Nearly two weeks after Hurricane Helene downed power lines and washed out roads all over North Carolina’s mountains, the roar of gas-powered generators is both unpleasant and essential
— Nearly two weeks after Hurricane Helene downed power lines and washed out roads all over North Carolina’s mountains, the constant din of a gas-powered generator is getting to be too much for Bobby Renfro.
It’s difficult to hear the nurses, neighbors and volunteers flowing through the community resource hub he has set up in a former church for his neighbors in Tipton Hill, a crossroads in the Pisgah National Forest north of Asheville. Much worse is the cost: he spent $1,200 to buy it and thousands more on fuel that volunteers drive in from Tennessee.
Turning off their only power source isn’t an option. This generator runs a refrigerator holding insulin for neighbors with diabetes and powers the oxygen machines and nebulizers some of them need to breathe.
The retired railroad worker worries that outsiders don’t understand how desperate they are, marooned without power on hilltops and down in “hollers.“
“We have no resources for nothing,” Renfro said. “It’s going to be a long ordeal.”
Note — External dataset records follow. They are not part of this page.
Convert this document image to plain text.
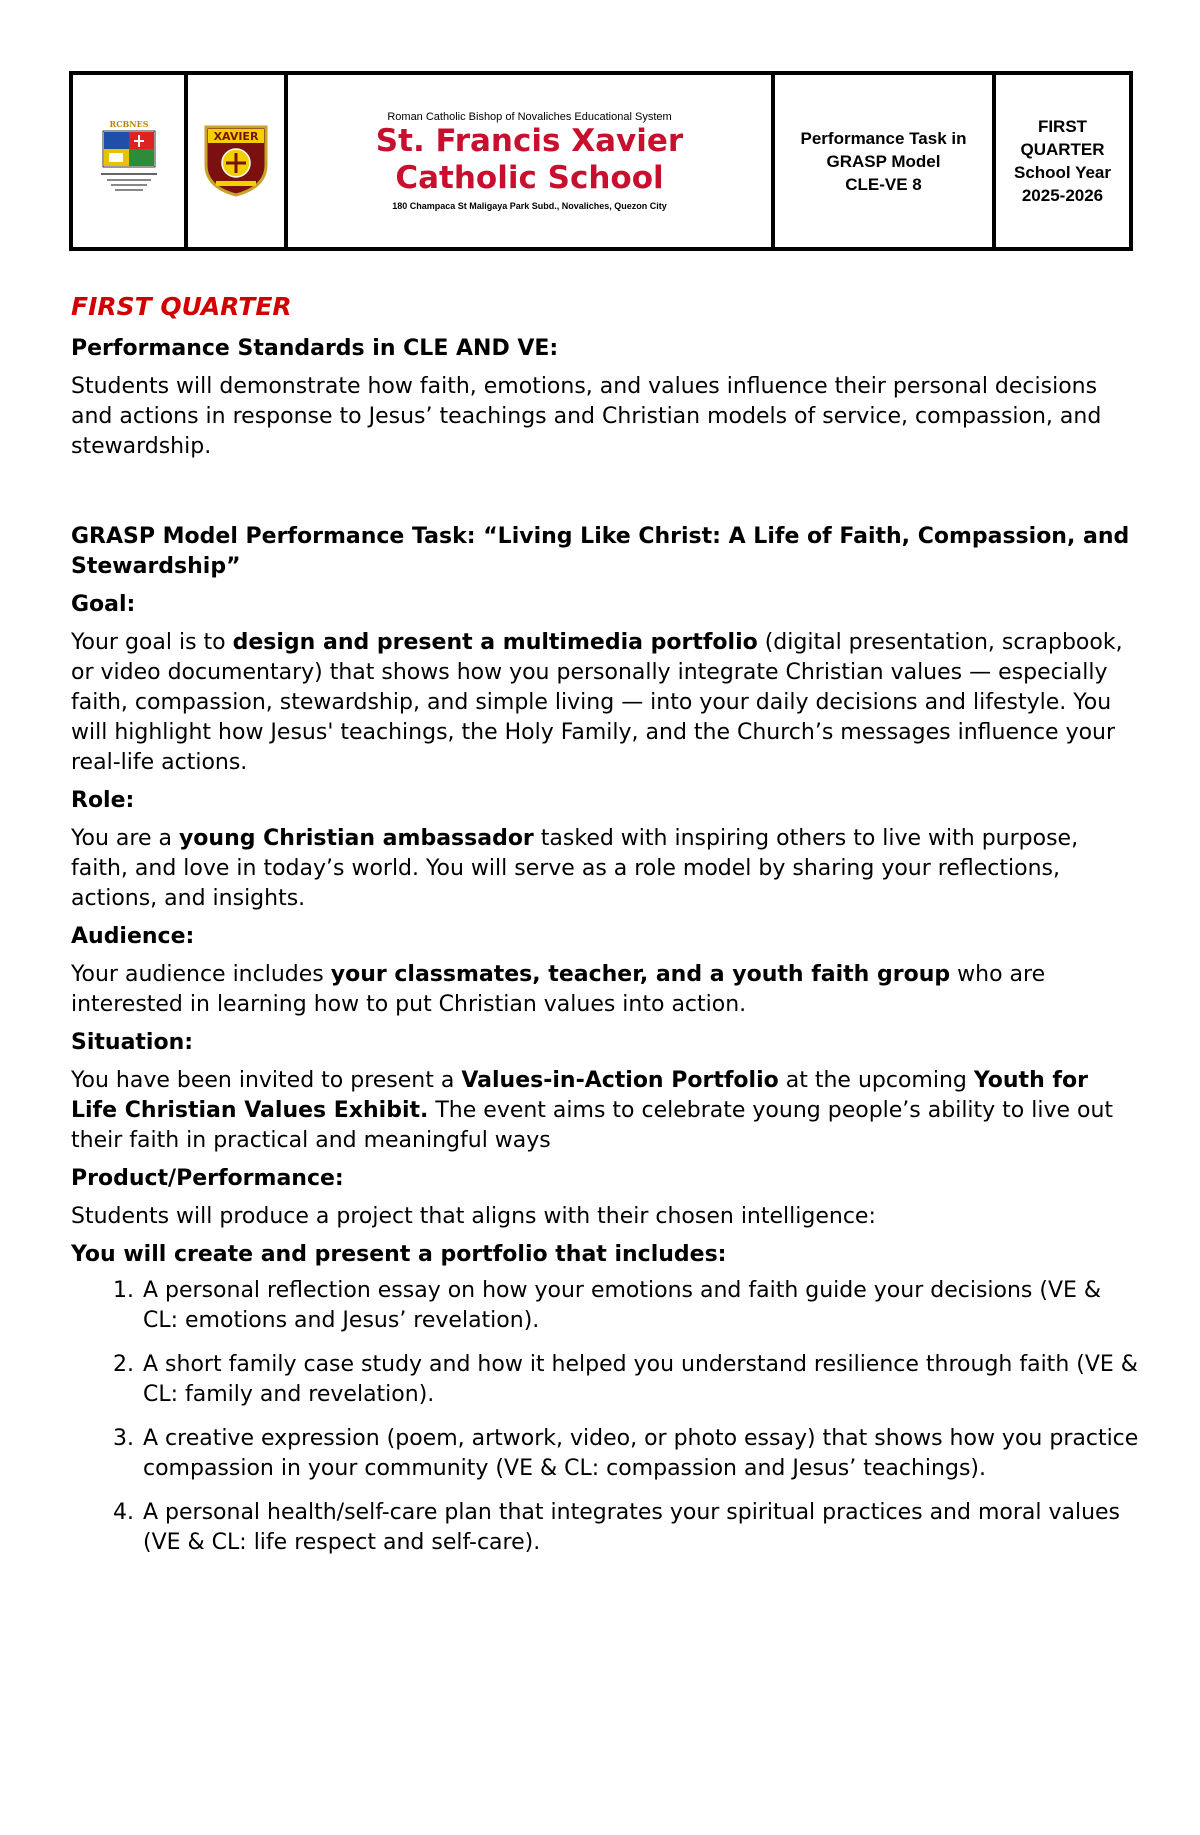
RCBNES
XAVIER
Roman Catholic Bishop of Novaliches Educational System
St. Francis Xavier
Catholic School
180 Champaca St Maligaya Park Subd., Novaliches, Quezon City
Performance Task in
GRASP Model
CLE-VE 8
FIRST
QUARTER
School Year
2025-2026

FIRST QUARTER

Performance Standards in CLE AND VE:

Students will demonstrate how faith, emotions, and values influence their personal decisions and actions in response to Jesus’ teachings and Christian models of service, compassion, and stewardship.

GRASP Model Performance Task: “Living Like Christ: A Life of Faith, Compassion, and Stewardship”

Goal:

Your goal is to design and present a multimedia portfolio (digital presentation, scrapbook, or video documentary) that shows how you personally integrate Christian values — especially faith, compassion, stewardship, and simple living — into your daily decisions and lifestyle. You will highlight how Jesus' teachings, the Holy Family, and the Church’s messages influence your real-life actions.

Role:

You are a young Christian ambassador tasked with inspiring others to live with purpose, faith, and love in today’s world. You will serve as a role model by sharing your reflections, actions, and insights.

Audience:

Your audience includes your classmates, teacher, and a youth faith group who are interested in learning how to put Christian values into action.

Situation:

You have been invited to present a Values-in-Action Portfolio at the upcoming Youth for Life Christian Values Exhibit. The event aims to celebrate young people’s ability to live out their faith in practical and meaningful ways

Product/Performance:

Students will produce a project that aligns with their chosen intelligence:

You will create and present a portfolio that includes:

1. A personal reflection essay on how your emotions and faith guide your decisions (VE & CL: emotions and Jesus’ revelation).
2. A short family case study and how it helped you understand resilience through faith (VE & CL: family and revelation).
3. A creative expression (poem, artwork, video, or photo essay) that shows how you practice compassion in your community (VE & CL: compassion and Jesus’ teachings).
4. A personal health/self-care plan that integrates your spiritual practices and moral values (VE & CL: life respect and self-care).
More than 43,000 of the 1.5 million customers who lost power in western North Carolina still lacked electricity on Friday, according to Poweroutage.us. Without it, they can’t keep medicines cold or power medical equipment or pump well water. They can’t recharge their phones or apply for federal disaster aid.
Crews from all over the country and even Canada are helping Duke Energy and local electric cooperatives with repairs, but it’s slow going in the dense mountain forests, where some roads and bridges are completely washed away.
“The crews aren’t doing what they typically do, which is a repair effort. They’re rebuilding from the ground up“, said Kristie Aldridge, vice president of communications at North Carolina Electric Cooperatives.
Residents who can get their hands on gas and diesel-powered generators are depending on them, but that is not easy.